Семен Семенович вышел, едва заметно волоча ноги. Плечи его согнулись.
– Как он похож на Уэллса,– сказала Рената.
– Он действительно устал,– заметил Кирилл сочувственно.– Четыреста лет на Земле, в разных обличьях. И еще раньше несколько сот лет на планете Харис. Он очень устал, бедняга.
– Расскажи о Ренате,– попросил Харитон.
– Да, пожалуйста, расскажите о ней, о той Ренате,– присоединилась к его просьбе девушка.
Кирилл рассказал все, что он знал о Ренате сам от деда.
– Дед всегда говорил, что она была чудачкой по призванию,– задумчиво заключил Кирилл.– Она погибла в метель тридцати девяти лет от роду – маленькая, пылкая, нетерпимая ко злу, агроном из глухого села, и сразу стало очевидно, что она светила всем, как яркая звездочка, и люди ужаснулись, как они могли смеяться над ней, злословить о ней, мешать ей работать, мешать ей быть самой собой. На могиле ее надпись: «Мир стал лучше от того, что она в нем жила». А один из учителей сказал на похоронах: «Если бы ее не было, Мир стал бы хуже. Маленький Дон Кихот из Рождественского». И расплакался при всех. И дети о ней очень плакали.
Вот тогда мой дед, Николай Симонов, ушел от семьи, потому что его жена – моя бабка – тоже не любила Ренату, сама не зная за что.
Бабушка всегда говорила: «Как все, так и я». Рената лишь тогда шла за всеми, если эти все поступали добро и честно. Она могла одна пойти против всех, если видела, что большинство собираются поступить не по-доброму, несправедливо.
– Я бы хотела прожить свою жизнь в Рождественском, как она,—загрустила Рената,—делая свое дело, выполняя свой долг и радуясь миру, стихам, цветам и добрым людям. А здесь... я не знаю, в чем заключается мой долг здесь, на этой планете?
– Быть представителем человечества,– усмехнулся Яша.
– Я только хотел это сказать,– улыбнулся и Кирилл. Разговор смолк, но они еще долго сидели рядом – пятеро с планеты Земля – четыре космонавта и агроном из глухого села.
Они очень устали, почти выбились из сил, но не расходились потому, что Уилки Уолт был в отчаянии, и они боялись оставить его одного, а также потому, что сами были в угнетенном состоянии и никому не хотелось оставаться одному.

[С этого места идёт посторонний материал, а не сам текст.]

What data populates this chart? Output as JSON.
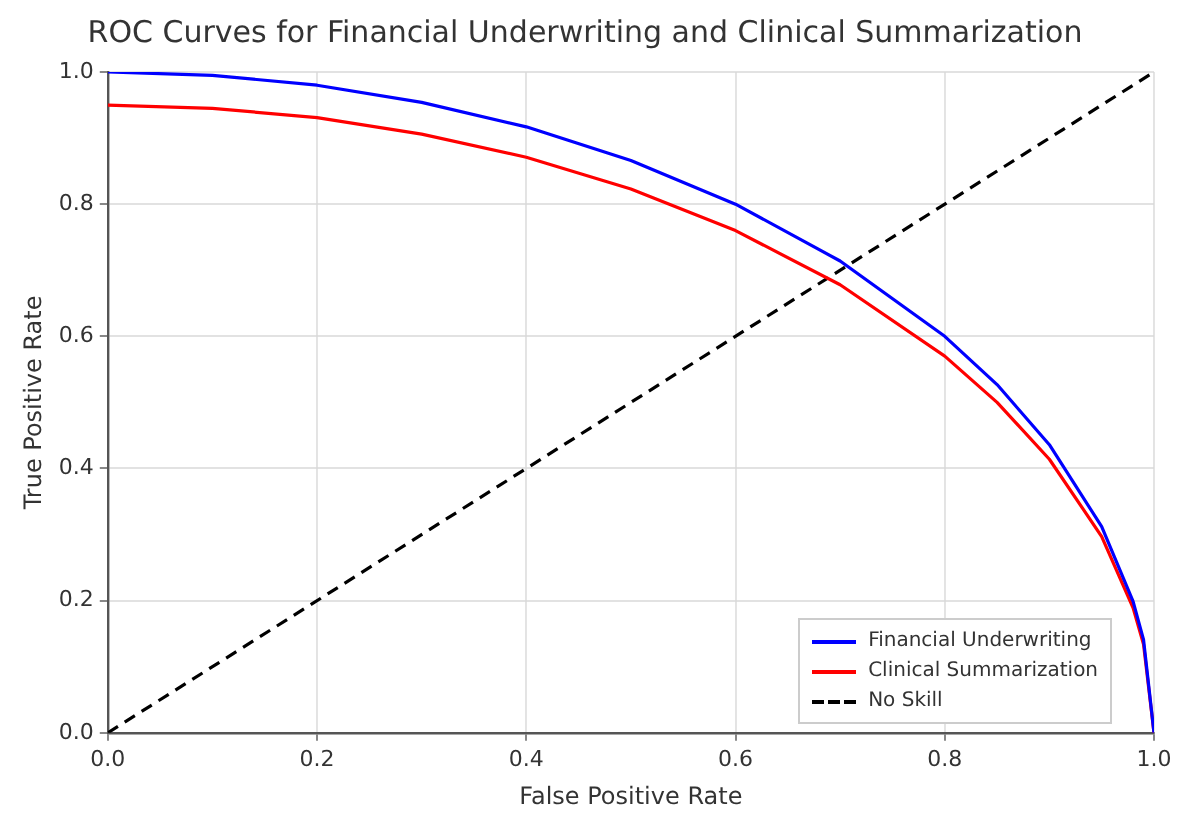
{
  "chart_data": {
    "type": "line",
    "title": "ROC Curves for Financial Underwriting and Clinical Summarization",
    "xlabel": "False Positive Rate",
    "ylabel": "True Positive Rate",
    "xlim": [
      0,
      1
    ],
    "ylim": [
      0,
      1
    ],
    "xticks": [
      {
        "value": 0,
        "label": "0.0"
      },
      0.2,
      0.4,
      0.6,
      0.8,
      {
        "value": 1,
        "label": "1.0"
      }
    ],
    "yticks": [
      {
        "value": 0,
        "label": "0.0"
      },
      0.2,
      0.4,
      0.6,
      0.8,
      {
        "value": 1,
        "label": "1.0"
      }
    ],
    "grid": true,
    "legend": "bottom right",
    "marker": "none",
    "series": [
      {
        "name": "Financial Underwriting",
        "color": "#0000ff",
        "x": [
          0,
          0.1,
          0.2,
          0.3,
          0.4,
          0.5,
          0.6,
          0.7,
          0.8,
          0.85,
          0.9,
          0.95,
          0.98,
          0.99,
          1
        ],
        "values": [
          1,
          0.995,
          0.98,
          0.954,
          0.917,
          0.866,
          0.8,
          0.714,
          0.6,
          0.527,
          0.436,
          0.312,
          0.199,
          0.141,
          0
        ]
      },
      {
        "name": "Clinical Summarization",
        "color": "#ff0000",
        "x": [
          0,
          0.1,
          0.2,
          0.3,
          0.4,
          0.5,
          0.6,
          0.7,
          0.8,
          0.85,
          0.9,
          0.95,
          0.98,
          0.99,
          1
        ],
        "values": [
          0.95,
          0.945,
          0.931,
          0.906,
          0.871,
          0.823,
          0.76,
          0.678,
          0.57,
          0.5,
          0.414,
          0.297,
          0.189,
          0.134,
          0
        ]
      },
      {
        "name": "No Skill",
        "color": "#000000",
        "line_style": "dashed",
        "x": [
          0,
          1
        ],
        "values": [
          0,
          1
        ]
      }
    ]
  }
}
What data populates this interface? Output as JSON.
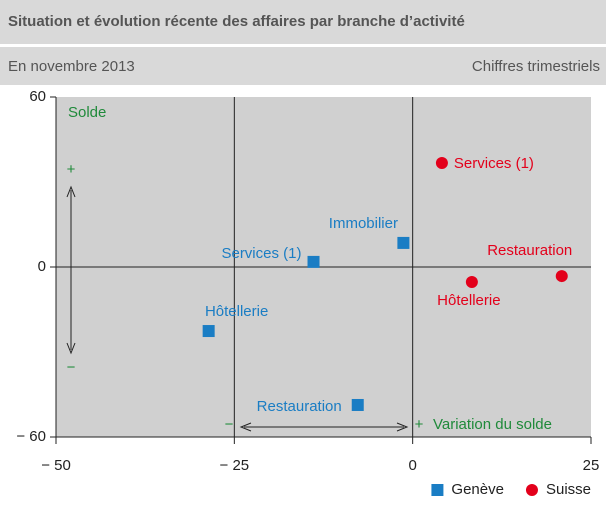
{
  "chart_data": {
    "type": "scatter",
    "title": "Situation et évolution récente des affaires par branche d’activité",
    "subtitle": "En novembre 2013",
    "note": "Chiffres trimestriels",
    "xlim": [
      -50,
      25
    ],
    "xticks": [
      {
        "value": -50,
        "label": "− 50"
      },
      {
        "value": -25,
        "label": "− 25"
      },
      0,
      25
    ],
    "ylim": [
      -60,
      60
    ],
    "yticks": [
      {
        "value": -60,
        "label": "− 60"
      },
      0,
      60
    ],
    "annotations": {
      "y_label": "Solde",
      "y_plus": "+",
      "y_minus": "−",
      "x_label": "Variation du solde",
      "x_plus": "+",
      "x_minus": "−"
    },
    "annotation_color": "#1f8a3a",
    "legend": "bottom-right",
    "series": [
      {
        "name": "Genève",
        "color": "#1a7dc4",
        "marker": "square",
        "labels": [
          "Immobilier",
          "Services (1)",
          "Hôtellerie",
          "Restauration"
        ],
        "x": [
          -1.3,
          -13.9,
          -28.6,
          -7.7
        ],
        "values": [
          8.5,
          1.8,
          -22.6,
          -48.7
        ]
      },
      {
        "name": "Suisse",
        "color": "#e3001b",
        "marker": "circle",
        "labels": [
          "Services (1)",
          "Hôtellerie",
          "Restauration"
        ],
        "x": [
          4.1,
          8.3,
          20.9
        ],
        "values": [
          36.7,
          -5.3,
          -3.2
        ]
      }
    ]
  }
}
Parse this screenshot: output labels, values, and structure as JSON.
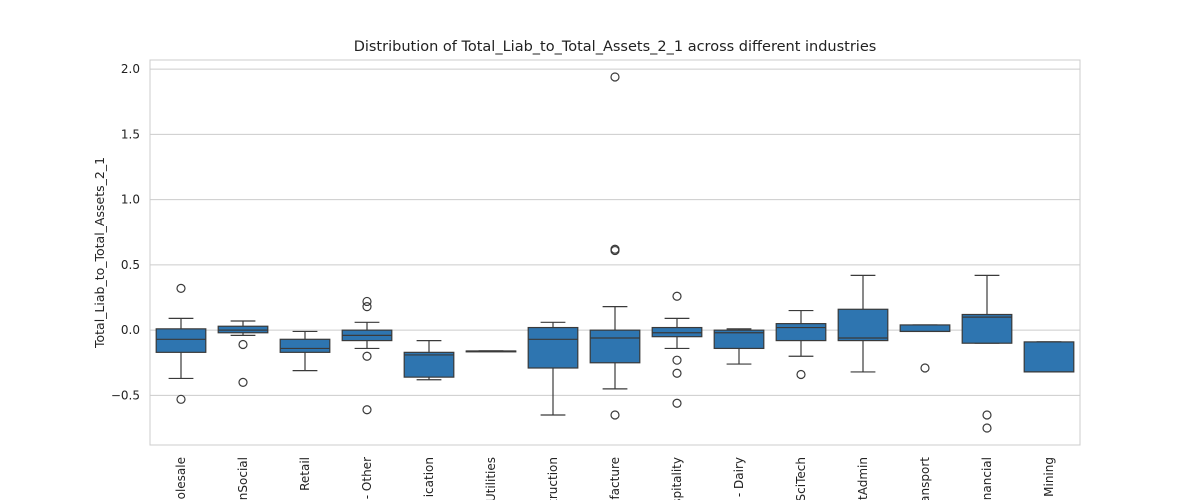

Наконец Кирилл убедил их идти спать, а сам остался с американцем.
– А нельзя ему дать снотворное? – шепнул Харитон, уходя.
– Слишком перевозбужден, снотворное может не подействовать,– так же шепотом ответил Кирилл,– боюсь вызвать судороги. Но под утро я рискну. Иди спи, Тони.
Все ушли. Уилки схватил Кирилла за руку.
– Посиди со мной,– умоляюще произнес он.– Это самый страшный час в моей жизни. Я даже не могу радоваться за Джен, что она теперь счастлива,– рядом дети... и любимый муж. Ведь тот Уилки... он уже дома. Ему дети, ему жена, ему слава, ослепительный путь в науке. Счастливчик Уилки! Так меня звали всегда, с детства. Теперь это все у него. А мне... мне? Быть представителем человечества?
– Это не мало,– возразил Кирилл.– Давай закурим, дружище.
Рената тоже не сразу уснула. Оставшись одна, она дала волю слезам: никогда больше не увидит она отца! Никогда! Папа, милый папа! Отец ты мой дорогой, светлый ты мой человек! Хоть бы еще побыть с тобой.
Правда, та Рената, что благополучно вернулась со станции утром 1932 года, она тоже потеряла его скоро. И так же плакала о нем и тосковала. Ох папка, мой любимый папа! Как я хочу тебя видеть! К утру усталость сморила Ренату, и она уснула. И видела она во сне ржаные и пшеничные поля. Как пахло цветущими хлебами! Как неутомимо стрекотали кузнечики!
Во сне она опять видела, что бежит за радугой. Этот сон-воспоминание снился ей довольно часто. В детстве она думала, что до радуги можно дойти. Радуга сияла за березами, совсем близко, просто рядом... И Рената с бьющимся сердцем, с пересохшими от нетерпения губами бежала через березовую рощу.
Потом оказывалось, что радуга за холмами, но до нее всё же вполне можно дойти еще до того, как стемнеет. И девочка шла, пренебрегая предстоящей нахлобучкой дома. Мать была очень нервной, у нее был порок сердца, и она всерьез боялась, что из Ренаты выйдет бродяжка. Если бы мать узнала про радугу, то расстроилась бы еще больше: она не принимала всего того, что, по ее словам, не имело здравого смысла. Отец не такой. Он мечтатель, стойкий, добрый, как Дон Кихот.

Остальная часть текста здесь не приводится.